Bond Market Investing

When the government or a corporation needs to raise money they usually issue bonds to do it. This allows investors to buy a small piece of the loan. Bonds can be a useful investment and should be part of all portfolios. Bonds generally don’t provide a great return but they are more stable than most other investments. This can help to keep your portfolio from experiencing the wild fluctuations that more volatile investments cause.

The first thing that we need to understand is just what bonds are. A bond is simply an instrument used when the government or a corporation need to borrow money. When you buy a bond you are lending them money. Most bonds are issued by the various levels of government however corporate bonds are also quite common. There are good reasons to invest in bonds but there are also reasons that you may want to look into other investment options.

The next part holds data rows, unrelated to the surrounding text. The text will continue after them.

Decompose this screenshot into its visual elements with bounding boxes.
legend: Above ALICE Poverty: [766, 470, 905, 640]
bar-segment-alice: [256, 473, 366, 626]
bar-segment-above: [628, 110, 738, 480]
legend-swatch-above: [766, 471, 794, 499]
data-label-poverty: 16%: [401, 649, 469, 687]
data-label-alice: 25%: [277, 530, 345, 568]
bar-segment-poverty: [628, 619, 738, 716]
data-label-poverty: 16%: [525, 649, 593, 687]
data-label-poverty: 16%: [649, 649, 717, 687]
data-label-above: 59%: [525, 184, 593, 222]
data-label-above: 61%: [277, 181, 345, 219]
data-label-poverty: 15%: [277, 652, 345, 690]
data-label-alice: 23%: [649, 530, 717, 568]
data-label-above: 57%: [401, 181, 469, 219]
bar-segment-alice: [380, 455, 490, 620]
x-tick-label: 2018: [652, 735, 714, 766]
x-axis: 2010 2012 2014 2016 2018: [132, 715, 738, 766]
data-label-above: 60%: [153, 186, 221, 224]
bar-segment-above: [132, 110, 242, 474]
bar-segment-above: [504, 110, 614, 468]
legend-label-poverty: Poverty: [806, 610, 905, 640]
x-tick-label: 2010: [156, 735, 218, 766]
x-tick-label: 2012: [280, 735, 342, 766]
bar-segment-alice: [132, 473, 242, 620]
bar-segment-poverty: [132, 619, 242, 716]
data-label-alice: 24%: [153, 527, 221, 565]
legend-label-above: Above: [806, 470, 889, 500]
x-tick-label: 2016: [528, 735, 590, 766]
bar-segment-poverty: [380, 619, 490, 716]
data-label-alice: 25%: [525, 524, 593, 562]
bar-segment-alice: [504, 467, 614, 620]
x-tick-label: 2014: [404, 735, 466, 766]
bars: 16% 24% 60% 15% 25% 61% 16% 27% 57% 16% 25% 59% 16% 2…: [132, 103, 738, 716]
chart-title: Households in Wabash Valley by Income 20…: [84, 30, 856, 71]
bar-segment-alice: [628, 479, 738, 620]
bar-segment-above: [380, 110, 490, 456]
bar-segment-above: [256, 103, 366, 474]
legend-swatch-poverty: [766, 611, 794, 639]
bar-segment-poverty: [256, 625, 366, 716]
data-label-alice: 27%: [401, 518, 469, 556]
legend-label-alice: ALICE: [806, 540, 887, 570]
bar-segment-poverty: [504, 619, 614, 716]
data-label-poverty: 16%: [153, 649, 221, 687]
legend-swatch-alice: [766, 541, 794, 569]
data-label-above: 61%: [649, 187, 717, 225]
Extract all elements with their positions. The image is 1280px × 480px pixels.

The main reason that you would want to invest in the bond market is that over the short term they are safer than stocks. Over long periods, at least ten years, stocks will outperform bonds. However they also tend to be much more volatile. That means that over a shorter time frame there is a good chance that you will get a better return with bonds. Therefore if your investment time horizon is shorter, for example if you are near to retirement, you are probably going to want to go with bonds as the bulk of your investment portfolio.

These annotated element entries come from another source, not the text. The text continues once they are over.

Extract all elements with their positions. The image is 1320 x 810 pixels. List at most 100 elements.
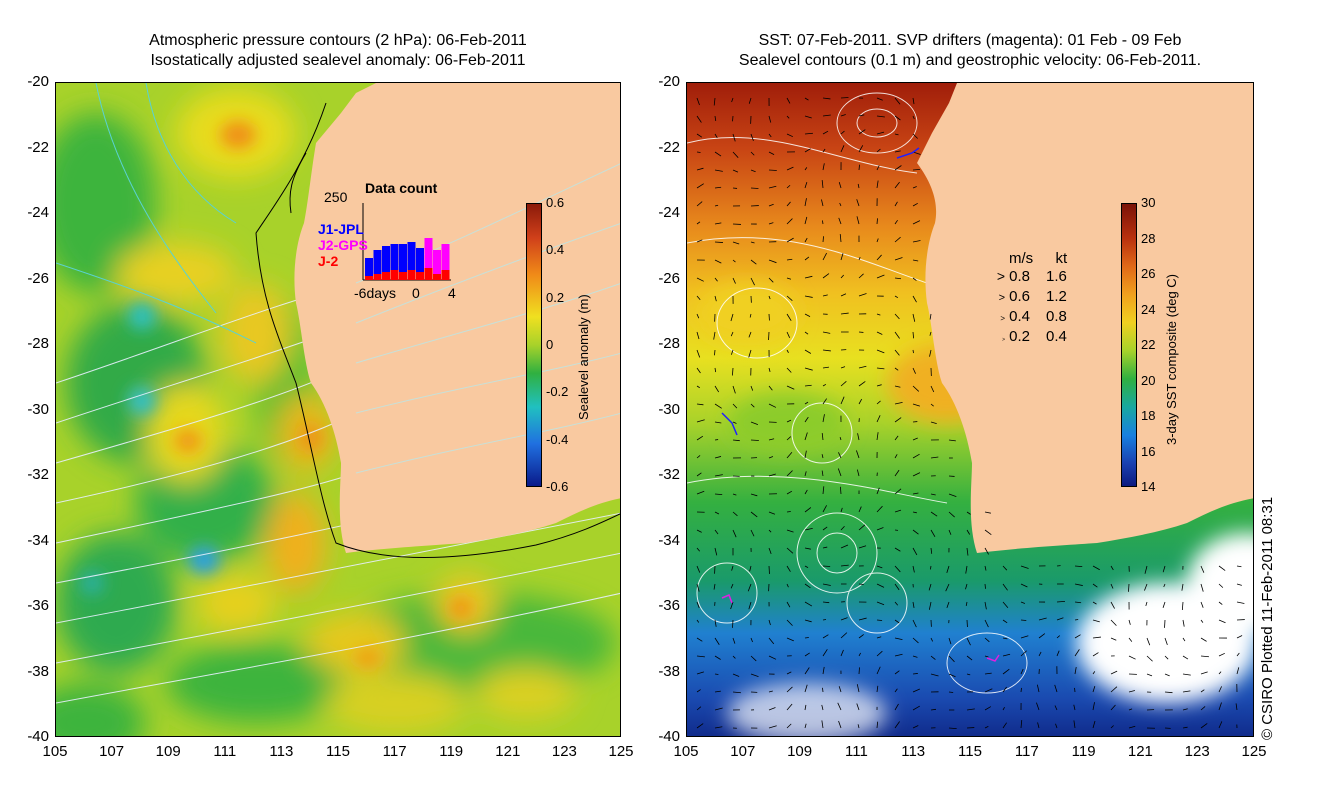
velocity-arrow <box>1110 637 1117 641</box>
velocity-arrow <box>804 619 812 623</box>
velocity-arrow <box>786 565 791 572</box>
right-y-tick-9: -38 <box>658 662 680 680</box>
velocity-arrow <box>858 145 864 153</box>
velocity-arrow <box>696 239 703 243</box>
velocity-arrow <box>714 726 723 729</box>
velocity-arrow <box>858 129 866 135</box>
velocity-arrow <box>786 601 791 608</box>
velocity-arrow <box>876 415 881 423</box>
velocity-arrow <box>984 529 992 536</box>
velocity-arrow <box>714 456 722 459</box>
velocity-arrow <box>1020 583 1028 588</box>
velocity-arrow <box>714 707 723 711</box>
velocity-ms: 0.8 <box>1009 268 1031 285</box>
velocity-arrow <box>912 240 921 243</box>
velocity-arrow <box>822 398 827 405</box>
velocity-arrow <box>750 169 756 173</box>
velocity-arrow <box>804 237 808 243</box>
velocity-arrow <box>894 133 899 136</box>
velocity-arrow <box>858 381 866 387</box>
velocity-arrow <box>948 727 957 730</box>
velocity-arrow <box>929 349 932 357</box>
velocity-arrow <box>750 187 759 189</box>
velocity-arrow <box>732 169 739 173</box>
velocity-arrow <box>930 637 934 642</box>
right-x-tick-1: 107 <box>730 743 756 760</box>
velocity-ms: 0.6 <box>1009 288 1031 305</box>
velocity-arrow <box>748 97 752 104</box>
velocity-arrow <box>750 511 758 518</box>
sst-map: m/s kt > 0.8 1.6 > 0.6 1.2 > 0.4 0.8 > 0.2 0.4 <box>686 82 1254 737</box>
velocity-arrow <box>804 216 808 225</box>
velocity-arrow <box>696 472 702 477</box>
velocity-arrow <box>946 565 950 573</box>
velocity-arrow <box>840 632 848 639</box>
velocity-arrow <box>732 385 736 394</box>
velocity-arrow <box>804 723 807 729</box>
velocity-arrow <box>768 367 771 372</box>
velocity-arrow <box>912 511 917 514</box>
velocity-arrow <box>714 204 719 207</box>
velocity-arrow <box>858 506 862 513</box>
left-x-tick-8: 121 <box>495 743 521 760</box>
velocity-arrow <box>966 637 971 646</box>
sst-colorbar <box>1121 203 1137 487</box>
sealevel-colorbar-tick-4: -0.2 <box>546 384 569 400</box>
velocity-arrow <box>966 511 971 515</box>
velocity-arrow <box>857 724 860 729</box>
right-x-tick-6: 117 <box>1014 743 1039 760</box>
velocity-arrow <box>1182 637 1186 642</box>
velocity-arrow <box>928 601 932 610</box>
velocity-arrow <box>696 313 700 319</box>
velocity-arrow <box>856 469 860 477</box>
velocity-arrow <box>696 331 700 340</box>
velocity-arrow <box>929 313 932 320</box>
velocity-arrow <box>714 349 716 356</box>
velocity-arrow <box>966 655 973 661</box>
sealevel-anomaly-colorbar <box>526 203 542 487</box>
velocity-arrow <box>876 384 882 387</box>
velocity-arrow <box>714 186 722 189</box>
velocity-arrow <box>876 238 879 243</box>
velocity-legend-row-3: > 0.2 0.4 <box>985 328 1067 345</box>
velocity-arrow <box>696 723 704 729</box>
velocity-arrow <box>821 199 824 207</box>
velocity-arrow <box>858 114 865 117</box>
data-count-bar-total <box>373 250 382 280</box>
velocity-arrow <box>732 511 738 517</box>
left-y-tick-0: -20 <box>27 73 49 90</box>
velocity-arrow <box>696 349 701 358</box>
velocity-arrow <box>840 253 844 261</box>
velocity-arrow <box>804 256 810 261</box>
velocity-arrow <box>732 493 737 496</box>
velocity-arrow <box>894 670 900 675</box>
velocity-arrow <box>1182 655 1189 660</box>
velocity-arrow <box>804 115 812 119</box>
data-count-bar-j2 <box>373 274 382 280</box>
velocity-arrow <box>912 547 918 556</box>
left-y-tick-3: -26 <box>27 269 49 287</box>
velocity-arrow <box>912 115 915 120</box>
velocity-arrow <box>696 295 701 301</box>
velocity-arrow <box>714 529 719 535</box>
velocity-arrow <box>821 180 824 189</box>
velocity-arrow <box>768 456 774 459</box>
velocity-arrow <box>876 505 883 513</box>
data-count-inset <box>362 203 451 281</box>
velocity-arrow <box>840 114 846 117</box>
velocity-arrow <box>748 331 752 338</box>
velocity-arrow <box>894 565 901 573</box>
velocity-arrow <box>732 619 734 628</box>
velocity-arrow <box>858 398 863 405</box>
velocity-arrow <box>894 688 898 693</box>
velocity-arrow <box>1200 706 1206 711</box>
velocity-arrow <box>876 650 883 657</box>
velocity-arrow <box>1002 653 1011 657</box>
right-y-tick-7: -34 <box>658 531 680 549</box>
velocity-arrow <box>822 273 830 279</box>
velocity-arrow <box>1236 635 1243 639</box>
left-x-tick-10: 125 <box>608 743 634 760</box>
velocity-arrow <box>696 151 701 153</box>
velocity-arrow <box>912 295 917 303</box>
velocity-arrow <box>714 637 720 645</box>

The other reason that bonds are generally a safer investment is that you get a predetermined interest rate so you aren’t subject to the same fluctuations. That being said the value of your bonds will fluctuate, as interest rates go up the actual value of your bonds will decline. If you plan to hold your bonds to maturity this is no big deal, however if you are going to sell your bonds before they mature it will be a problem. Even if you do hold onto your bonds you are losing money since you are getting a lower interest rate than you would otherwise be getting. There is also the possibility that the lender will default on the bond, this can and does happen, in some cases even with government bonds.

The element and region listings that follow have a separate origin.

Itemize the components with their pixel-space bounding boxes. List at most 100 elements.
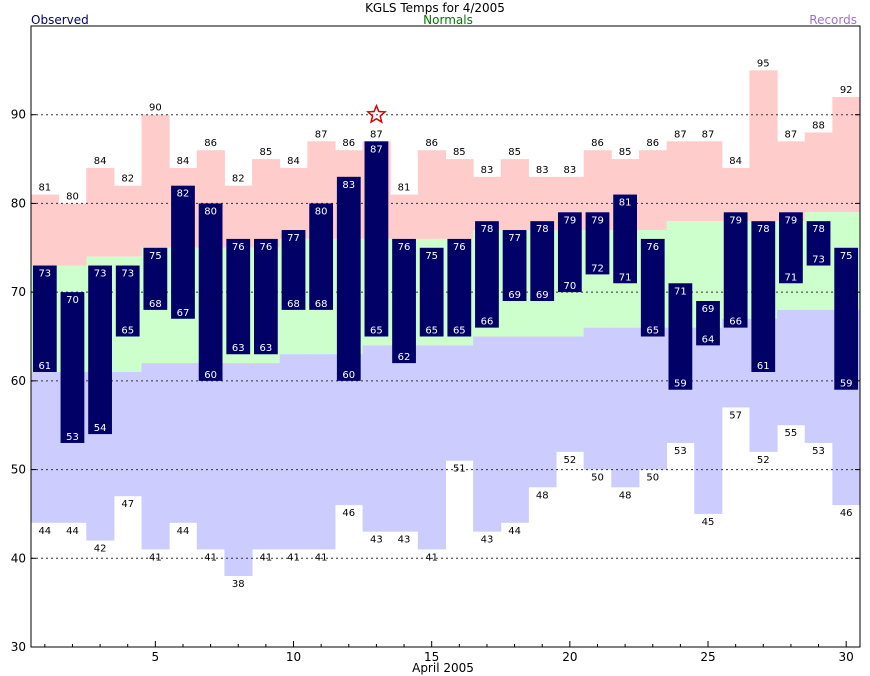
observed-low-label: 73 (812, 255, 825, 266)
record-high-label: 87 (315, 129, 328, 140)
record-low-label: 41 (425, 552, 438, 563)
observed-low-label: 71 (619, 272, 632, 283)
observed-low-label: 66 (481, 317, 494, 328)
record-high-band (86, 167, 115, 257)
record-high-band (445, 159, 474, 239)
observed-high-label: 87 (370, 144, 383, 155)
y-tick-label: 50 (11, 463, 26, 477)
observed-bar (281, 230, 306, 310)
record-low-band (252, 363, 281, 550)
record-high-band (804, 132, 833, 213)
record-low-band (445, 345, 474, 461)
y-tick-label: 60 (11, 374, 26, 388)
observed-low-label: 62 (398, 352, 411, 363)
observed-bar (309, 203, 334, 310)
observed-high-label: 79 (785, 215, 798, 226)
observed-low-label: 69 (508, 290, 521, 301)
record-low-label: 43 (398, 535, 411, 546)
observed-high-label: 77 (287, 233, 300, 244)
record-high-label: 84 (729, 156, 742, 167)
value-label-layer: 81 44 73 61 80 44 70 53 84 42 73 54 82 47 73 65 90 41 75 68… (38, 58, 852, 590)
observed-bar (557, 212, 582, 293)
record-low-band (721, 318, 750, 408)
record-high-label: 88 (812, 120, 825, 131)
record-low-label: 53 (674, 446, 687, 457)
record-high-band (31, 194, 60, 266)
record-low-label: 41 (260, 552, 273, 563)
record-low-label: 50 (646, 473, 659, 484)
observed-high-label: 70 (66, 295, 79, 306)
observed-high-label: 76 (398, 242, 411, 253)
x-tick-label: 20 (562, 650, 577, 664)
record-low-band (390, 345, 419, 532)
record-high-band (777, 141, 806, 222)
record-high-band (500, 159, 529, 231)
record-low-band (611, 327, 640, 488)
observed-low-label: 59 (674, 379, 687, 390)
observed-bar (364, 141, 389, 337)
observed-low-label: 71 (785, 272, 798, 283)
observed-bar (143, 247, 168, 310)
observed-bar (88, 265, 112, 435)
observed-bar (723, 212, 748, 328)
record-high-label: 82 (232, 174, 245, 185)
record-low-label: 43 (481, 535, 494, 546)
record-low-band (473, 336, 502, 532)
record-low-band (196, 363, 225, 550)
record-high-label: 87 (785, 129, 798, 140)
record-low-band (169, 363, 198, 523)
record-low-band (777, 309, 806, 426)
observed-high-label: 76 (232, 242, 245, 253)
record-high-label: 86 (646, 138, 659, 149)
observed-low-label: 61 (757, 361, 770, 372)
record-low-label: 41 (204, 552, 217, 563)
observed-low-label: 61 (38, 361, 51, 372)
observed-low-label: 60 (204, 370, 217, 381)
observed-high-label: 80 (204, 206, 217, 217)
record-high-label: 86 (425, 138, 438, 149)
record-low-label: 41 (287, 552, 300, 563)
observed-bar (751, 221, 776, 372)
x-tick-label: 15 (424, 650, 439, 664)
y-tick-label: 70 (11, 285, 26, 299)
record-high-label: 83 (481, 165, 494, 176)
record-low-label: 46 (840, 508, 853, 519)
observed-high-label: 78 (536, 224, 549, 235)
observed-bar (640, 238, 665, 337)
observed-low-label: 68 (287, 299, 300, 310)
observed-low-label: 65 (121, 326, 134, 337)
record-high-band (666, 141, 695, 222)
observed-low-label: 63 (260, 343, 273, 354)
observed-bar (226, 238, 251, 355)
observed-low-label: 70 (563, 281, 576, 292)
observed-bar (60, 292, 85, 443)
x-axis-label: April 2005 (412, 661, 474, 675)
record-high-label: 81 (38, 183, 51, 194)
record-low-label: 44 (66, 526, 79, 537)
record-low-band (556, 336, 585, 452)
observed-high-label: 76 (453, 242, 466, 253)
observed-bar (198, 203, 223, 381)
observed-high-label: 79 (591, 215, 604, 226)
record-high-band (224, 185, 253, 248)
record-high-label: 87 (674, 129, 687, 140)
record-high-band (832, 96, 861, 213)
observed-high-label: 83 (342, 180, 355, 191)
plot-frame (30, 25, 861, 648)
observed-low-label: 65 (453, 326, 466, 337)
record-high-label: 90 (149, 103, 162, 114)
observed-bar (530, 221, 555, 302)
observed-bar (834, 247, 859, 390)
observed-low-label: 65 (370, 326, 383, 337)
record-low-label: 55 (785, 428, 798, 439)
record-low-label: 51 (453, 464, 466, 475)
observed-high-label: 73 (94, 269, 107, 280)
observed-high-label: 73 (38, 269, 51, 280)
observed-low-label: 65 (425, 326, 438, 337)
record-high-label: 81 (398, 183, 411, 194)
record-low-label: 47 (121, 499, 134, 510)
record-low-band (31, 371, 60, 523)
observed-bar (613, 194, 637, 284)
record-high-band (694, 141, 723, 222)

Investing in bonds confuses a lot of people; they don’t really understand how the bond market works. You can buy bonds through your stock broker in most cases however it is usually a better idea to invest in a bond fund. Remember bonds do have risks attached to them and you need to research them the same as you would any other investment. This isn’t easy to do when you don’t really understand how they work. A bond fund will help you to avoid this problem since the fund manager will deal with most of this.